いずれの場合も表示者名と連絡先を記載しなくてはならないことに注意が必要です。今回は、ハンドメイド作品の中でも特に取り扱う人が多く、表示内容がほぼ一律である繊維製品の品質表示についてご紹介します。
品質表示しなくても良い製品がある?
ハンドメイド作品の中でも、上記に当てはまらない製品は、品質表示に法的な規定はありません。例えば、ぞうりやアイピロー、舞台用衣装としての帽子などは家庭用品品質表示法の対象となりませんので、法律上は品質表示をしなくても販売して良いことになります。
表示者名は必要なの?
品質表示の「表示者名」や「連絡先」には、法人でない限りは個人名を表記し、連絡先には固定電話を表記しなくてはならない、と規定されています。これは、個人でハンドメイド作品を販売する人にとっては個人情報を公開することになり、表示したくないと考える人も多いことでしょう。
このため、品質表示を行う際には、「消費者からの問い合わせがあれば遅滞なく情報を開示する」という意思があり、かつ、その措置を講じているのであれば、必ずしも個人の住所や本名、固定電話の番号などを記載しなくても構いません。これは消費者庁の「特定商取引法ガイド」に詳しく記載されています。

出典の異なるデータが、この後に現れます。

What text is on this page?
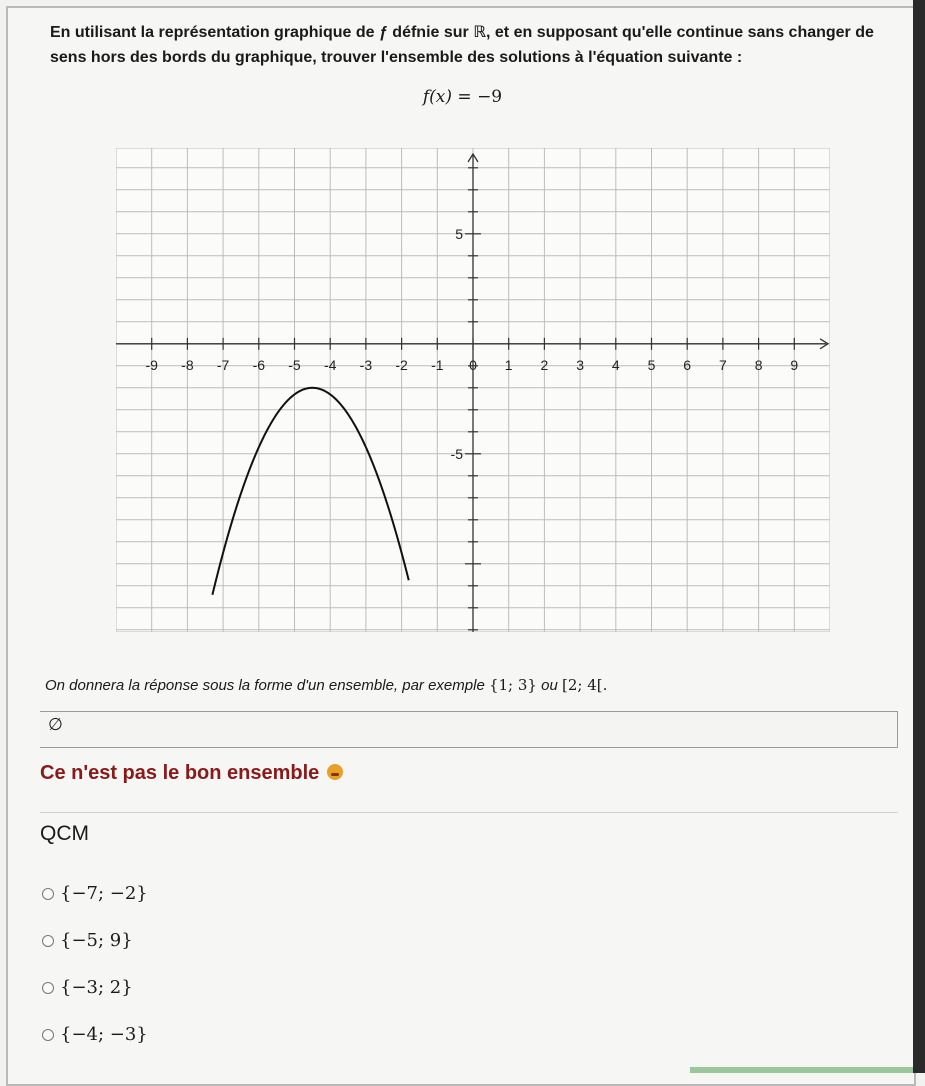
En utilisant la représentation graphique de ƒ défnie sur ℝ, et en supposant qu'elle continue sans changer de
sens hors des bords du graphique, trouver l'ensemble des solutions à l'équation suivante :
f(x) = −9
-9 -8 -7 -6 -5 -4 -3 -2 -1 0 1 2 3 4 5 6 7 8 9
5
-5
On donnera la réponse sous la forme d'un ensemble, par exemple {1; 3} ou [2; 4[.
∅
Ce n'est pas le bon ensemble
QCM
{−7; −2}
{−5; 9}
{−3; 2}
{−4; −3}
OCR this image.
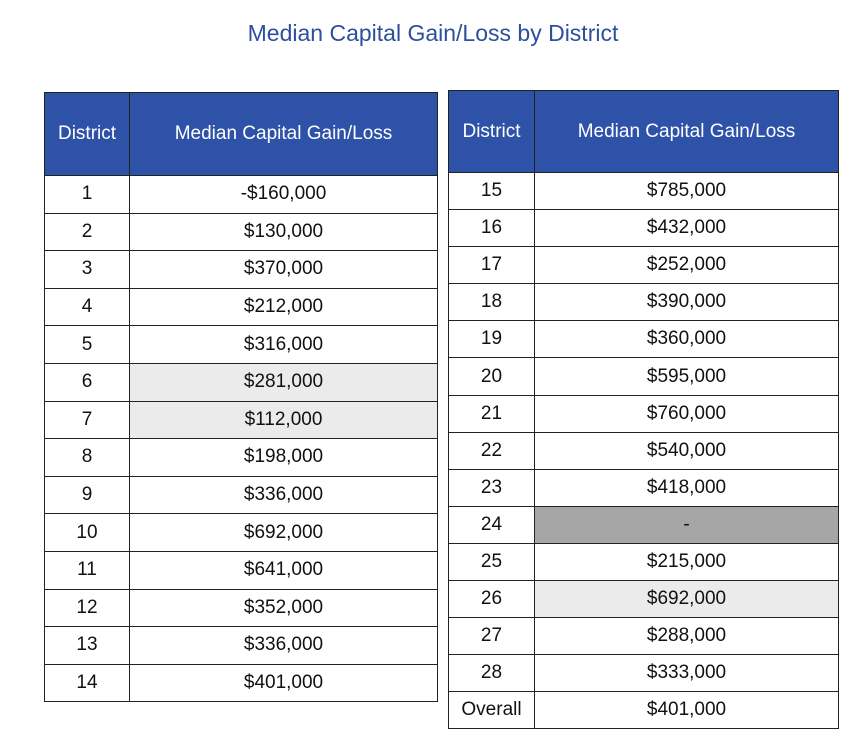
Median Capital Gain/Loss by District
District	Median Capital Gain/Loss
1	-$160,000
2	$130,000
3	$370,000
4	$212,000
5	$316,000
6	$281,000
7	$112,000
8	$198,000
9	$336,000
10	$692,000
11	$641,000
12	$352,000
13	$336,000
14	$401,000
District	Median Capital Gain/Loss
15	$785,000
16	$432,000
17	$252,000
18	$390,000
19	$360,000
20	$595,000
21	$760,000
22	$540,000
23	$418,000
24	-
25	$215,000
26	$692,000
27	$288,000
28	$333,000
Overall	$401,000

とはいえ、消費者からの問い合わせに遅滞なく対応するためには、メールアドレスや携帯電話番号など、公開しても構わない連絡先を記載しておくことは忘れないようにしましょう。
ハンドメイドの洋服に品質表示する方法
では、実際にハンドメイドの洋服に品質表示をする場合、どのような情報が必要なのでしょうか。ここでは、必須項目の1〜4に加え、表示者の判断に任されている5〜8の項目についても説明します。
[1]繊維の組成
使っている繊維の種類と、その割合を%で表記します。各繊維の名称は国ごとに定められており、日本では消費者庁が「繊維の名称を示す用語」で示しています。割合の多いものから順に、以下のように記載しましょう。
- 表地 綿 70%, ポリエステル 30%
- 裏地 綿 100%
[2]取扱い絵表示
洗濯絵表示とも呼ばれ、平成28年12月から世界共通の絵表示に変更されました。繊維製品の適切なお手入れ方法を表すため、品質表示の中でも非常に重要な項目です。組み合わせの順序は、以下の番号順に左から右に並べることが決まっています。
- 洗い方
- 塩素漂白して良いかどうか
- 乾燥方法(タンブル乾燥の可or不可)
- 乾燥方法(自然乾燥の可or不可)
- アイロンのかけ方
- クリーニング(ドライの可or不可)
- クリーニング(ウェットの可or不可)
これら7つの記号のうち、省略されたものがあればそれは「該当の処理が可能」という意味になります。もし、絶対にしてはいけないことがあれば、必ず絵表示を記載しておきましょう。
[3]表示者名、または名称
作製者の名前や屋号、法人の場合は会社名のことです。ハンドメイド作家の場合は個人名を指し、原則として俗称やニックネームは認められません。ただし、前述のように遅滞なく速やかに開示する意思と措置があれば、品質表示タグに記載する内容はハンドルネームや屋号でも構いません。
[4]連絡先
原則として、住所または電話番号のいずれかを記載する必要があります。表記する内容は次の通りです。ただし、速やかに開示する意思と措置を示してあれば、メールアドレスやホームページのURLを記載しても構いません。
住所
都道府県名から部屋番号まで省略せず、すべてを表記する
電話番号
市外局番からすべてを表記する。フリーダイヤルは可能だが、FAX・PHS・携帯電話などは不可
[5]品番・サイズ
品番やサイズの表記があると、商品が管理しやすくなります。また、購入者にもサイズが一目でわかりますので、親切でしょう。
[6]取扱いに関する文章
主に洗濯絵表示では伝えきれない内容を表示する場所です。「陰干ししてください」「色移りに注意してください」など一言表記があると、洗濯トラブルの防止になります。
[7]ロゴ
独自のロゴがあれば、ぜひ使いましょう。作家名や屋号を覚えてもらいやすくなります。
[8]原産国
「MADE IN JAPAN」などの表記のことを指します。これも義務ではありませんが、あえて表記しておくのも良いでしょう。
ハンドメイド作品の品質表示タグの作り方
最後に、ハンドメイド作品の品質表示タグの作り方をご紹介します。自作する方法と会社に注文する方法の2種類がありますので、お好みで選びましょう。いずれの場合も、洋服の場合は出来上がったタグを縫いつける、貼りつけるなど、簡単に取れないようにする工夫が必要です。
自作する場合
自作する場合は、インクジェット対応の布製シートや布シールなどを使って作成すると良いでしょう。使いたい布が決まっている場合は、シルクスクリーンなどを利用して作る方法もあります。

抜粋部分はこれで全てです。